The U.S. economic recovery has been built on the shoulders of
autoworkers such as Werner, who left a $9 an hour job at a nursing home
in November to earn $16.78 an hour at GM, and David Ramirez, 39, who
earns $18.41 an hour installing mounting brackets for transmissions at
the same plant. In August 2011, he escaped an $8 an hour job making
doughnuts at Wal-Mart.

Significant Gains

While the rest of the U.S. economy continues to lag, the significance of
the auto industry’s comeback is hard to overstate. Autos contributed 18
percent of the 2.2 percent average rate of growth for gross domestic
product in the recovery that began in the third quarter of 2009 -- when
GM followed Chrysler out of U.S.-backed bankruptcy -- to the second
quarter of 2012, according to data from the Commerce Department.
The U.S. auto industry sold cars in September at a faster rate than in
any month since March 2008, before the failure of Lehman Brothers
Holdings Inc.
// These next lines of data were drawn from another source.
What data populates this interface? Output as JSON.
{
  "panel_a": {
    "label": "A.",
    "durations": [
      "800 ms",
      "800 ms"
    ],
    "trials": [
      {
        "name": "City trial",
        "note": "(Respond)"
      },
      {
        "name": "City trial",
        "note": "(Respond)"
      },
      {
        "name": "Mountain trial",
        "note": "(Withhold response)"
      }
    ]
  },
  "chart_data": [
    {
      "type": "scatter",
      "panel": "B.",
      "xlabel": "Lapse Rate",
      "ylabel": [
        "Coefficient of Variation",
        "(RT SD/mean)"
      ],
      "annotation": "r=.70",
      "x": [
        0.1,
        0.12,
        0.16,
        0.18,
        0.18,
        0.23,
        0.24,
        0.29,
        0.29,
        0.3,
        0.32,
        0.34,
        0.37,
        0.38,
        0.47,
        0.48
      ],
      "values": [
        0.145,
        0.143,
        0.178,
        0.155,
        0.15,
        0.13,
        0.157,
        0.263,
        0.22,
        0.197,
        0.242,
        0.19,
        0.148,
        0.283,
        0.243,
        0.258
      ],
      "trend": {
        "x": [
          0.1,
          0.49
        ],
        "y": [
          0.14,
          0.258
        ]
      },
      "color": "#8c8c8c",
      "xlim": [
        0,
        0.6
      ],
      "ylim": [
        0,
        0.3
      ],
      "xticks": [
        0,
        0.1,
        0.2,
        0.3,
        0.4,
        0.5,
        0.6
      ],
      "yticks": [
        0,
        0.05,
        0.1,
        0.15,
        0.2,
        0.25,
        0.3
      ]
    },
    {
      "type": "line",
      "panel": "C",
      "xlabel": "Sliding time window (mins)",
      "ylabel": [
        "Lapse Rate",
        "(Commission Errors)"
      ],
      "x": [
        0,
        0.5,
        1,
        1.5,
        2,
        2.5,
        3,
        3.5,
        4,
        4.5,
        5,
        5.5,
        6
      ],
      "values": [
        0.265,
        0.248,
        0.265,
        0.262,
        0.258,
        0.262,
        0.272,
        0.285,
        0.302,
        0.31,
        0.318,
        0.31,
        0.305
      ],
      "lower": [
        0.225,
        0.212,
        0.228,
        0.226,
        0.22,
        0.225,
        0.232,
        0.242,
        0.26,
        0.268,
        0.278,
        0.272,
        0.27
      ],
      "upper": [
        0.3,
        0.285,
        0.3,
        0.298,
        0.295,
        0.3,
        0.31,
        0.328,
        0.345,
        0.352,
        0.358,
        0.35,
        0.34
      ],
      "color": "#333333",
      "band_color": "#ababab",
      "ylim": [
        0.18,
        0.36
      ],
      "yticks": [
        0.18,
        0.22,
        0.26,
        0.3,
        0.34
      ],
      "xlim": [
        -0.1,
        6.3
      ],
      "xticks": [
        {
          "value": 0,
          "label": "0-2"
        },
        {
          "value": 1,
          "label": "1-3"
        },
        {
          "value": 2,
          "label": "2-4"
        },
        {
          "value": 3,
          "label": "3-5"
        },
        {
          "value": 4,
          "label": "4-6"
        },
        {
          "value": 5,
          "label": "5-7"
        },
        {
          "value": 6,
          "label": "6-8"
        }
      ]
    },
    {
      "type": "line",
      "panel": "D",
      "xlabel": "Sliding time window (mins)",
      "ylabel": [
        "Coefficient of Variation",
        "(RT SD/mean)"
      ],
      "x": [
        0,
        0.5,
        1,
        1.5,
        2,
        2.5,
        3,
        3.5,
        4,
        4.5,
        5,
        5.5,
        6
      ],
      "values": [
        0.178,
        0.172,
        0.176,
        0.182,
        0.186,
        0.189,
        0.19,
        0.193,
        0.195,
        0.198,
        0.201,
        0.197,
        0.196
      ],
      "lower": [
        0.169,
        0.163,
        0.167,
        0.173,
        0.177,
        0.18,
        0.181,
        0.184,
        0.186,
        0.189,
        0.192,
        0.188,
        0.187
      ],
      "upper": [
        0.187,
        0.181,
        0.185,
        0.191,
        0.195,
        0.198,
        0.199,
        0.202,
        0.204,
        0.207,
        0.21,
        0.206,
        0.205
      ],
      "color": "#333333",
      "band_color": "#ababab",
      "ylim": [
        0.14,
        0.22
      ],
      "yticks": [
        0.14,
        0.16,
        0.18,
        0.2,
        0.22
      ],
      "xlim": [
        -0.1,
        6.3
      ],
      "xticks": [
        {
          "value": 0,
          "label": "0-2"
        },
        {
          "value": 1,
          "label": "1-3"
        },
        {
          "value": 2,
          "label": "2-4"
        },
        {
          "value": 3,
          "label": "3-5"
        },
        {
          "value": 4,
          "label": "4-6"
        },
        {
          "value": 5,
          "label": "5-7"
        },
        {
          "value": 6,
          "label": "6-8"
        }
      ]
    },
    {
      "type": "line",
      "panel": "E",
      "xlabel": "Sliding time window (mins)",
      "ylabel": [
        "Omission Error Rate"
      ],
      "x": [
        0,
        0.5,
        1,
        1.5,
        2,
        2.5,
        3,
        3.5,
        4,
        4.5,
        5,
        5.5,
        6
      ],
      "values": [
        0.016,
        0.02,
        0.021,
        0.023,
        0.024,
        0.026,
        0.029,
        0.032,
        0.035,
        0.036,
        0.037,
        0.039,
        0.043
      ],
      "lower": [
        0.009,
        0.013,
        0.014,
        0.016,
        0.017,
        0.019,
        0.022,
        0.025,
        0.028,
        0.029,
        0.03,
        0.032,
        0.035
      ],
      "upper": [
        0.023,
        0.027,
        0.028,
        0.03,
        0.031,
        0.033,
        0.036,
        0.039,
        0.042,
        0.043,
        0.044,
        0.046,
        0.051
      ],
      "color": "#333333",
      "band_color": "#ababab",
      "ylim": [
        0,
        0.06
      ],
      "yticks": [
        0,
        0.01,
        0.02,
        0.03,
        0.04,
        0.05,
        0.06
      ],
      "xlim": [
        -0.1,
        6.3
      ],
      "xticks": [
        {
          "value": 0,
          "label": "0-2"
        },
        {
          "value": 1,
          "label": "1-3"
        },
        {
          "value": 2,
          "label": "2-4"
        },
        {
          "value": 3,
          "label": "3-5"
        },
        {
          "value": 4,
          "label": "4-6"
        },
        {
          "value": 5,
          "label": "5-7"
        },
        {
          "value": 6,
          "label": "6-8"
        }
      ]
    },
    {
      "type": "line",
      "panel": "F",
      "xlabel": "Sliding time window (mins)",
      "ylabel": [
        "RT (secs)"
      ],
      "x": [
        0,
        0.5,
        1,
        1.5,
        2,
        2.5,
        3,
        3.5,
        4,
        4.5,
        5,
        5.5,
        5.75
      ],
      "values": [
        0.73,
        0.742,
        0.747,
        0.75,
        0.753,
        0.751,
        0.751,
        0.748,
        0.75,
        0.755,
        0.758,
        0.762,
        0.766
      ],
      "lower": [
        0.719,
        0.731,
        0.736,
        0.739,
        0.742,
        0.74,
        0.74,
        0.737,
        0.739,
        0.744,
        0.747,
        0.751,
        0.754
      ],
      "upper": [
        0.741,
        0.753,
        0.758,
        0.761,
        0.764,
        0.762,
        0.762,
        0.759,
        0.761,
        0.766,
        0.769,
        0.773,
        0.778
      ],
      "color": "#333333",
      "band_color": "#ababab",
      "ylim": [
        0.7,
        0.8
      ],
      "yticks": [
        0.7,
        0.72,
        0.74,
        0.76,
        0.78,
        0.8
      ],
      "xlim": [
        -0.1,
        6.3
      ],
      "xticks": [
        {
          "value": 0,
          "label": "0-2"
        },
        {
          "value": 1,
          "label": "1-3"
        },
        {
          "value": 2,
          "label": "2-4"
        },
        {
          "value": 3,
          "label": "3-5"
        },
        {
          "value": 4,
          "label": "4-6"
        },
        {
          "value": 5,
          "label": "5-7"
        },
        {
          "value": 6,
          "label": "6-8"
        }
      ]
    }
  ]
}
GM earned $9.19 billion last year. Automakers throughout
the U.S. have been on a binge of hiring that has led to third shifts in
eight states.

“This is the reason we have job growth in the United States,” Kristin
Dziczek, director of the labor and industry group at the Center for
Automotive Research in Ann Arbor, Michigan, said in an interview. “I
don’t think we would have seen the new investments and the job growth in
the United States without some movement in labor costs.”

Closing Gap

The compromises will close the labor-cost gap at GM, Ford and Chrysler
factories with those at U.S. plants for Toyota Motor Corp. and Honda
Motor Co., Dziczek said. By 2015, GM’s total cost for wages and benefits
will be about $59 an hour, compared with $56 at Toyota. In 2007, GM
estimated the gap with Toyota at $25 to $30 an hour. Chrysler’s average
hourly labor costs may fall by 2015 to $53, lower than Toyota’s, CAR said.